The Smithsonian article claims that the carnivorous lifestyle in plants arose independently at least twelve times through evolution, a “classic case of convergent evolution.” The term convergence means some different creatures converged on the same obscure choice for unknown reasons by unknown processes. This is an attempt to explain why some diverse organisms exhibit features in common which cannot be explained by their having developed from a common ancestor. This idea of convergence is an attempt to rescue evolution from its failure to explain an observation such as the situation we see with the carnivorous plants. [see Convergence in HeadStart]

The popular explanation about where carnivorous plants come from, however, mainly
involves co-option, another attempt to rescue evolutionary explanations. “Co-option is an
attempt to avoid the difficulties of explaining how natural selection could select for traits, the
component parts of which must be fully assembled before they are functional.” [see Co-option
in HeadStart]
The Smithsonian article reports that recent findings point to co-option and re-
purposing existing genes. Although the evolutionary process is supposed to be blind, with no
objective or purpose, nevertheless the article in Smithsonian Magazine declares: “Evolution is
sneaky and flexible. It’s simpler in evolution to repurpose something than to make something
new.” This sounds as if the evolutionary process has an objective!Another author, discussing evolutionary co-option, declared: “The only difference between human and evolutionary co-option is that we purposefully change an object’s function, while evolution simply takes advantage of an opportunity with no direction, purpose, or forethought.” [Deborah McLennan. 2008. Evo Edu Outreach quoted in HeadStart]. One wonders how a process can be successful when it is so directionless.

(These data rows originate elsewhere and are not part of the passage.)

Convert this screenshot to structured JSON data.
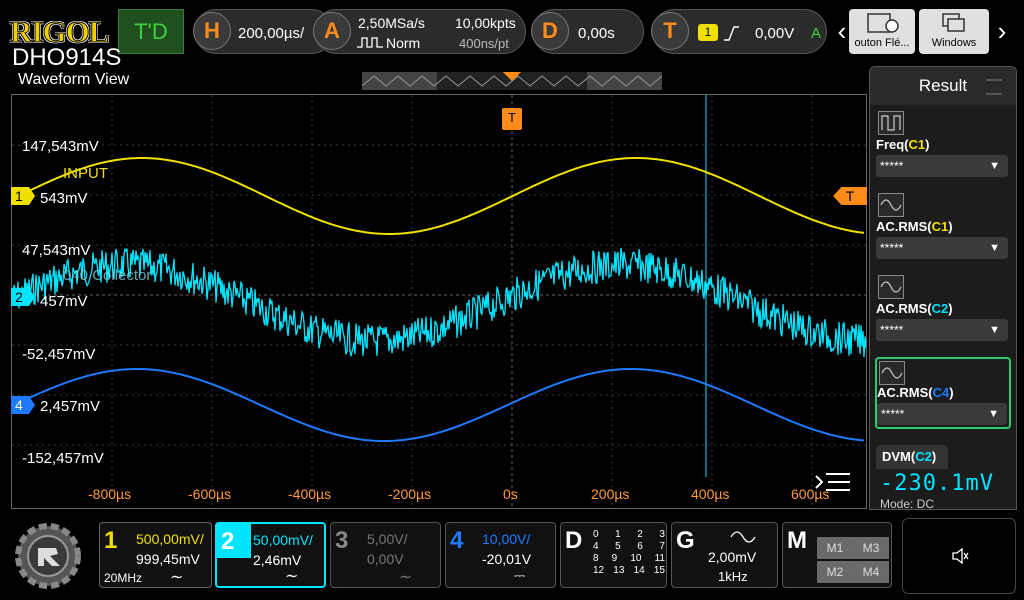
{
  "brand": {
    "logo": "RIGOL",
    "model": "DHO914S"
  },
  "view_title": "Waveform View",
  "topbar": {
    "td_label": "T'D",
    "horizontal": {
      "letter": "H",
      "value": "200,00µs/"
    },
    "acquire": {
      "letter": "A",
      "sample_rate": "2,50MSa/s",
      "mode": "Norm",
      "points": "10,00kpts",
      "per_point": "400ns/pt"
    },
    "delay": {
      "letter": "D",
      "value": "0,00s"
    },
    "trigger": {
      "letter": "T",
      "source": "1",
      "level": "0,00V",
      "status": "A"
    },
    "apps": [
      {
        "label": "outon Flé..."
      },
      {
        "label": "Windows"
      }
    ],
    "nav_left": "‹",
    "nav_right": "›"
  },
  "waveform": {
    "trigger_marker": "T",
    "level_marker": "T",
    "offsets": [
      "147,543mV",
      "47,543mV",
      "-52,457mV",
      "-152,457mV"
    ],
    "ch1_label": "INPUT",
    "ch2_label": "040 Collector",
    "ch1_marker": {
      "num": "1",
      "value": "543mV"
    },
    "ch2_marker": {
      "num": "2",
      "value": "457mV"
    },
    "ch4_marker": {
      "num": "4",
      "value": "2,457mV"
    },
    "time_labels": [
      "-800µs",
      "-600µs",
      "-400µs",
      "-200µs",
      "0s",
      "200µs",
      "400µs",
      "600µs"
    ]
  },
  "result_panel": {
    "title": "Result",
    "measurements": [
      {
        "name": "Freq",
        "ch": "C1",
        "value": "*****",
        "color": "#f0e000"
      },
      {
        "name": "AC.RMS",
        "ch": "C1",
        "value": "*****",
        "color": "#f0e000"
      },
      {
        "name": "AC.RMS",
        "ch": "C2",
        "value": "*****",
        "color": "#00e5ff"
      },
      {
        "name": "AC.RMS",
        "ch": "C4",
        "value": "*****",
        "color": "#1e7bff"
      }
    ],
    "dvm": {
      "name": "DVM",
      "ch": "C2",
      "value": "-230.1mV",
      "mode": "Mode: DC"
    }
  },
  "channels": [
    {
      "num": "1",
      "scale": "500,00mV/",
      "offset": "999,45mV",
      "bw": "20MHz",
      "coupling": "∼",
      "color": "#f0e000"
    },
    {
      "num": "2",
      "scale": "50,00mV/",
      "offset": "2,46mV",
      "coupling": "∼",
      "color": "#00e5ff"
    },
    {
      "num": "3",
      "scale": "5,00V/",
      "offset": "0,00V",
      "coupling": "∼",
      "color": "#777777"
    },
    {
      "num": "4",
      "scale": "10,00V/",
      "offset": "-20,01V",
      "coupling": "⎓",
      "color": "#1e7bff"
    }
  ],
  "digital": {
    "letter": "D",
    "rows": [
      [
        "0",
        "1",
        "2",
        "3"
      ],
      [
        "4",
        "5",
        "6",
        "7"
      ],
      [
        "8",
        "9",
        "10",
        "11"
      ],
      [
        "12",
        "13",
        "14",
        "15"
      ]
    ]
  },
  "generator": {
    "letter": "G",
    "amplitude": "2,00mV",
    "freq": "1kHz"
  },
  "math": {
    "letter": "M",
    "buttons": [
      "M1",
      "M3",
      "M2",
      "M4"
    ]
  }
}
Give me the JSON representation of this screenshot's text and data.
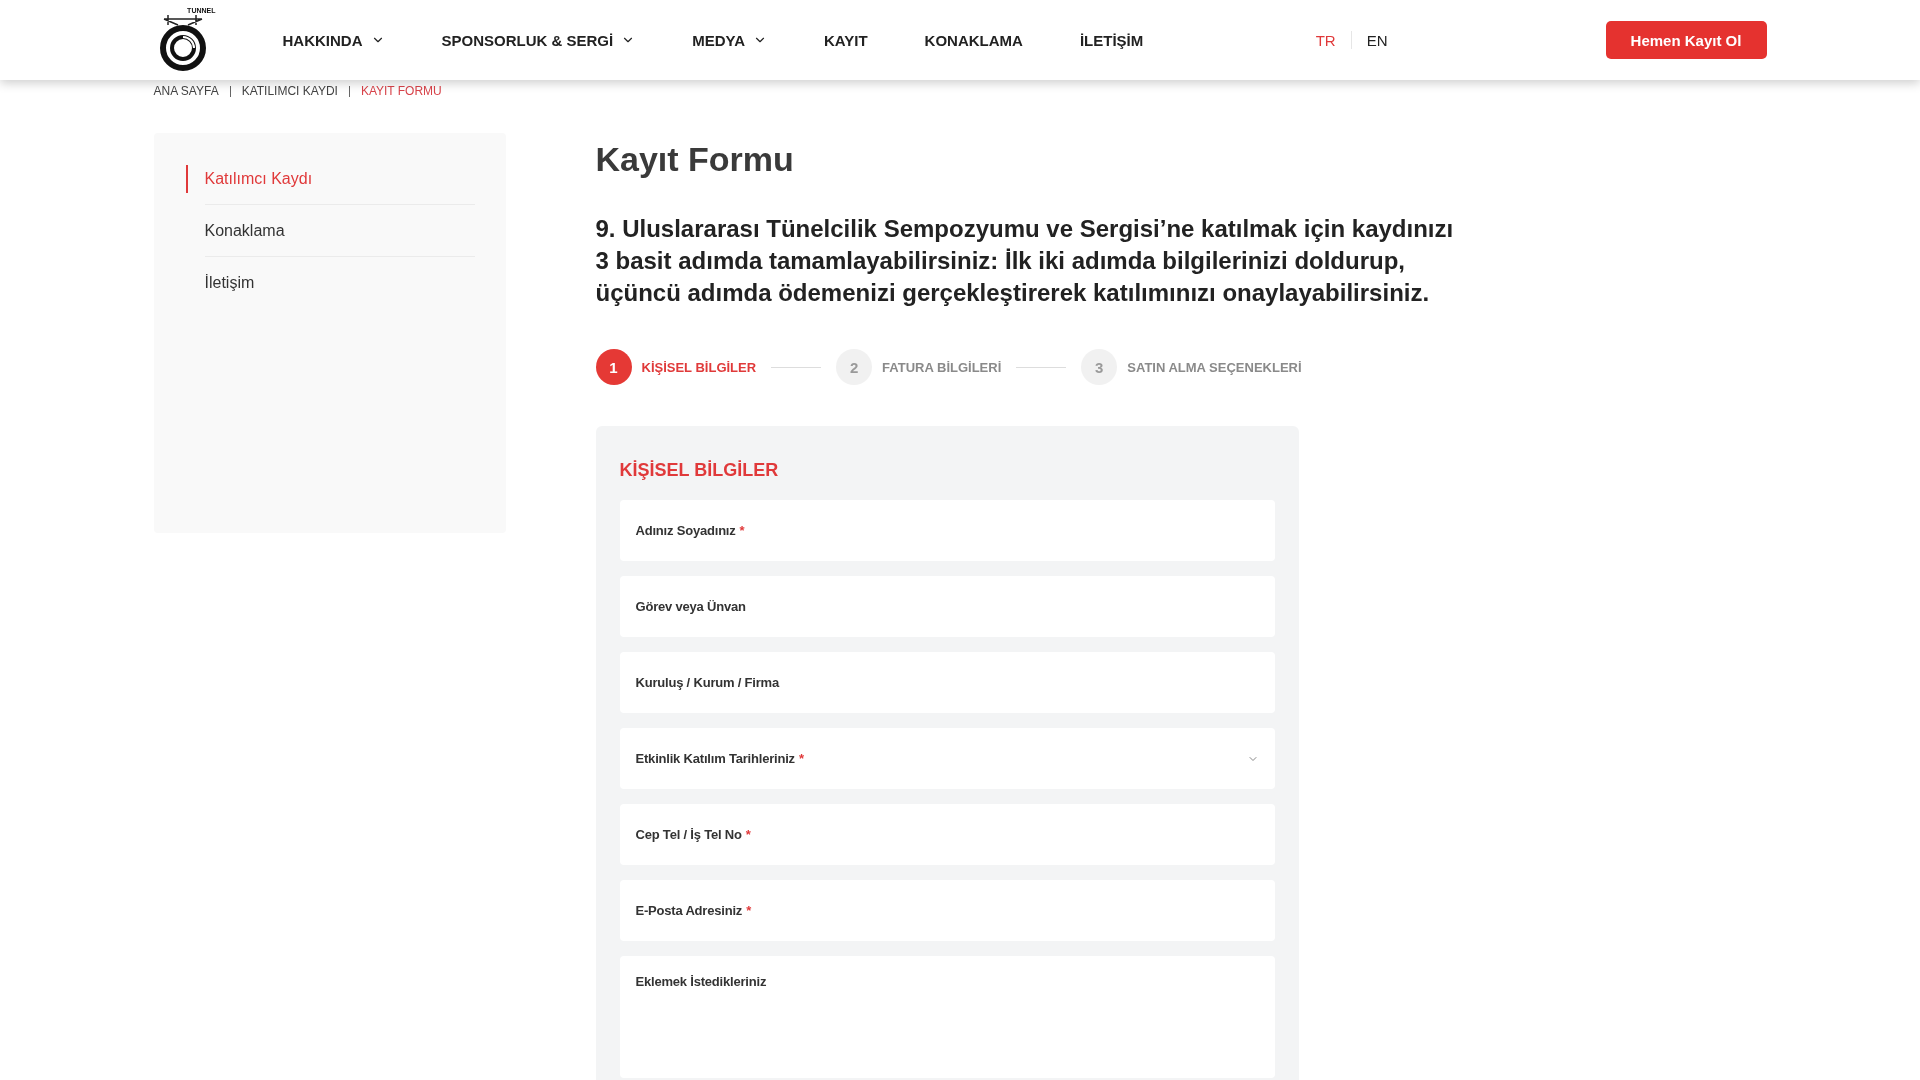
{
  "header": {
    "logo": {
      "text": "TUNNEL"
    },
    "nav": [
      {
        "label": "HAKKINDA",
        "dropdown": true
      },
      {
        "label": "SPONSORLUK & SERGİ",
        "dropdown": true
      },
      {
        "label": "MEDYA",
        "dropdown": true
      },
      {
        "label": "KAYIT",
        "dropdown": false
      },
      {
        "label": "KONAKLAMA",
        "dropdown": false
      },
      {
        "label": "İLETİŞİM",
        "dropdown": false
      }
    ],
    "languages": [
      {
        "label": "TR",
        "selected": true
      },
      {
        "label": "EN",
        "selected": false
      }
    ],
    "cta_button": "Hemen Kayıt Ol"
  },
  "breadcrumb": [
    {
      "label": "ANA SAYFA",
      "selected": false
    },
    {
      "label": "KATILIMCI KAYDI",
      "selected": false
    },
    {
      "label": "KAYIT FORMU",
      "selected": true
    }
  ],
  "sidebar": {
    "items": [
      {
        "label": "Katılımcı Kaydı",
        "selected": true
      },
      {
        "label": "Konaklama",
        "selected": false
      },
      {
        "label": "İletişim",
        "selected": false
      }
    ]
  },
  "main": {
    "title": "Kayıt Formu",
    "intro": "9. Uluslararası Tünelcilik Sempozyumu ve Sergisi’ne katılmak için kaydınızı 3 basit adımda tamamlayabilirsiniz: İlk iki adımda bilgilerinizi doldurup, üçüncü adımda ödemenizi gerçekleştirerek katılımınızı onaylayabilirsiniz.",
    "steps": [
      {
        "number": "1",
        "label": "KİŞİSEL BİLGİLER",
        "selected": true
      },
      {
        "number": "2",
        "label": "FATURA BİLGİLERİ",
        "selected": false
      },
      {
        "number": "3",
        "label": "SATIN ALMA SEÇENEKLERİ",
        "selected": false
      }
    ],
    "form": {
      "heading": "KİŞİSEL BİLGİLER",
      "fields": [
        {
          "kind": "text",
          "label": "Adınız Soyadınız",
          "required_mark": "*"
        },
        {
          "kind": "text",
          "label": "Görev veya Ünvan"
        },
        {
          "kind": "text",
          "label": "Kuruluş / Kurum / Firma"
        },
        {
          "kind": "select",
          "label": "Etkinlik Katılım Tarihleriniz",
          "required_mark": "*"
        },
        {
          "kind": "text",
          "label": "Cep Tel / İş Tel No",
          "required_mark": "*"
        },
        {
          "kind": "text",
          "label": "E-Posta Adresiniz",
          "required_mark": "*"
        },
        {
          "kind": "textarea",
          "label": "Eklemek İstedikleriniz"
        }
      ]
    }
  }
}
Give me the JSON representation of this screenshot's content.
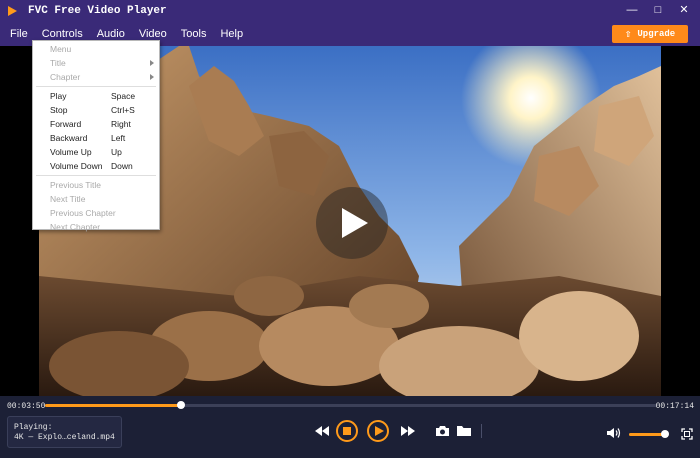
{
  "window": {
    "title": "FVC Free Video Player",
    "min_glyph": "—",
    "max_glyph": "□",
    "close_glyph": "✕"
  },
  "menubar": {
    "items": [
      "File",
      "Controls",
      "Audio",
      "Video",
      "Tools",
      "Help"
    ],
    "upgrade_label": "Upgrade"
  },
  "controls_menu": {
    "header": "Menu",
    "submenus": [
      "Title",
      "Chapter"
    ],
    "actions": [
      {
        "label": "Play",
        "shortcut": "Space"
      },
      {
        "label": "Stop",
        "shortcut": "Ctrl+S"
      },
      {
        "label": "Forward",
        "shortcut": "Right"
      },
      {
        "label": "Backward",
        "shortcut": "Left"
      },
      {
        "label": "Volume Up",
        "shortcut": "Up"
      },
      {
        "label": "Volume Down",
        "shortcut": "Down"
      }
    ],
    "navigation": [
      "Previous Title",
      "Next Title",
      "Previous Chapter",
      "Next Chapter"
    ]
  },
  "playback": {
    "current_time": "00:03:50",
    "total_time": "00:17:14",
    "progress_fraction": 0.222,
    "playing_label": "Playing:",
    "file_name": "4K — Explo…celand.mp4",
    "volume_fraction": 0.9
  },
  "colors": {
    "accent": "#ff9a1a",
    "titlebar": "#3a2a78",
    "panel": "#1c2036"
  },
  "icons": {
    "rewind": "rewind-icon",
    "stop": "stop-icon",
    "play": "play-icon",
    "forward": "fast-forward-icon",
    "snapshot": "camera-icon",
    "open": "folder-icon",
    "volume": "speaker-icon",
    "fullscreen": "fullscreen-icon"
  }
}
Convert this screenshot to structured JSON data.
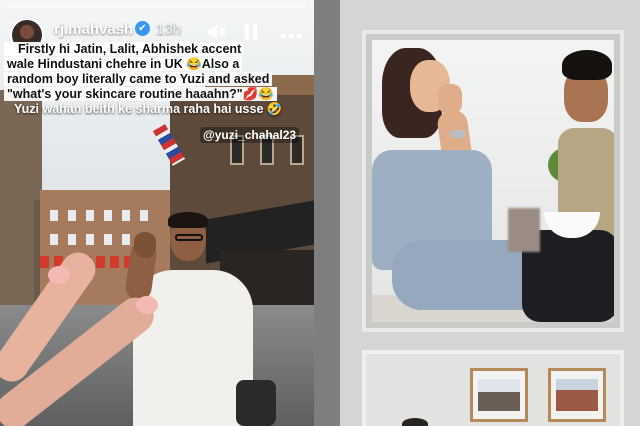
{
  "story": {
    "username": "rj.mahvash",
    "verified_badge": "✔",
    "time_ago": "13h",
    "controls": {
      "mute_icon": "speaker-muted-icon",
      "pause_icon": "pause-icon",
      "more_icon": "more-dots-icon"
    },
    "caption_lines": [
      "Firstly hi Jatin, Lalit, Abhishek accent",
      "wale Hindustani chehre in UK 😂Also a",
      "random boy literally came to Yuzi and asked",
      "\"what's your skincare routine haaahn?\"💋😂",
      "Yuzi wahan beith ke sharma raha hai usse 🤣"
    ],
    "mention": "@yuzi_chahal23"
  },
  "right_panel": {
    "top_frame_photo": "couple-photo",
    "bottom_frame_photos": [
      "building-photo",
      "painting-photo"
    ]
  }
}
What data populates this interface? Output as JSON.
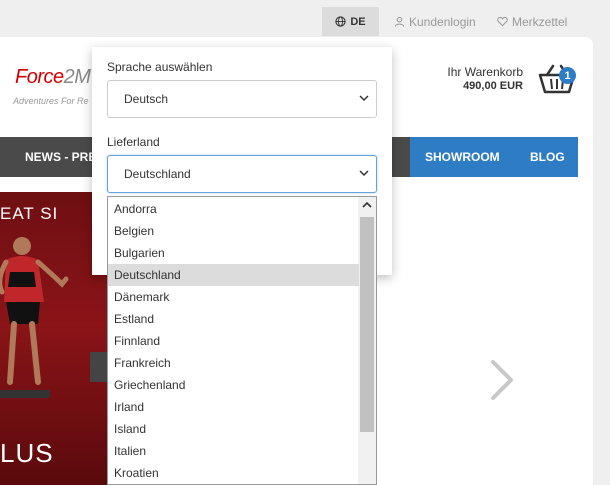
{
  "topbar": {
    "language_button": "DE",
    "login_label": "Kundenlogin",
    "wishlist_label": "Merkzettel"
  },
  "header": {
    "logo_part1": "Force",
    "logo_part2": "2M",
    "tagline": "Adventures For Re",
    "cart_label": "Ihr Warenkorb",
    "cart_total": "490,00 EUR",
    "cart_count": "1"
  },
  "nav": {
    "news_label": "NEWS - PRE",
    "showroom_label": "SHOWROOM",
    "blog_label": "BLOG"
  },
  "hero": {
    "top_text": "EAT SI",
    "bottom_text": "LUS"
  },
  "language_panel": {
    "language_label": "Sprache auswählen",
    "language_value": "Deutsch",
    "country_label": "Lieferland",
    "country_value": "Deutschland"
  },
  "country_options": [
    "Andorra",
    "Belgien",
    "Bulgarien",
    "Deutschland",
    "Dänemark",
    "Estland",
    "Finnland",
    "Frankreich",
    "Griechenland",
    "Irland",
    "Island",
    "Italien",
    "Kroatien"
  ],
  "selected_country_index": 3,
  "colors": {
    "accent_blue": "#2e7cc4",
    "nav_dark": "#4a4a4a",
    "logo_red": "#d40000"
  }
}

Evolution may be blind, but scientists since the 1970s have discovered some eerie similarities among carnivorous plants. Most ordinary plants employ some enzymes to attack invading disease agents or animals that want to eat the plant. The enzymes that carnivorous plants use to digest their victims, seem similar to the defensive enzymes. The eerie observation however is that: “In many cases [carnivorous] plants that evolved entirely independently, used the same genes.” [Smithsonian Magazine] Even more surprising, the DNA sequences for the digestive enzymes in all these carnivorous plants, are almost the same. How does a blind process find the exact most suitable starter genes, not once but many times? And how does that blind process just happen to modify these genes in the exact same way? Evolution fails as an explanation. Carnivorous plants are not the product of evolution, but of intelligent choice. These plants were designed to survive in nutrient-poor conditions and they do this with flair and panache. They are not only diverse, but beautiful and interesting.

Did we communicate all this to the children in the marsh on that summer day? Maybe we should run over that discussion with them again! Is anyone up for a hike? Acid bogs, for their part, offer a variety of other carnivorous species. Sundew and butterwort are common in Alberta. They catch insects by the simple expedient of sticky drops on their leaves, but they still have to digest their victims and absorb the nutrients. Let’s go!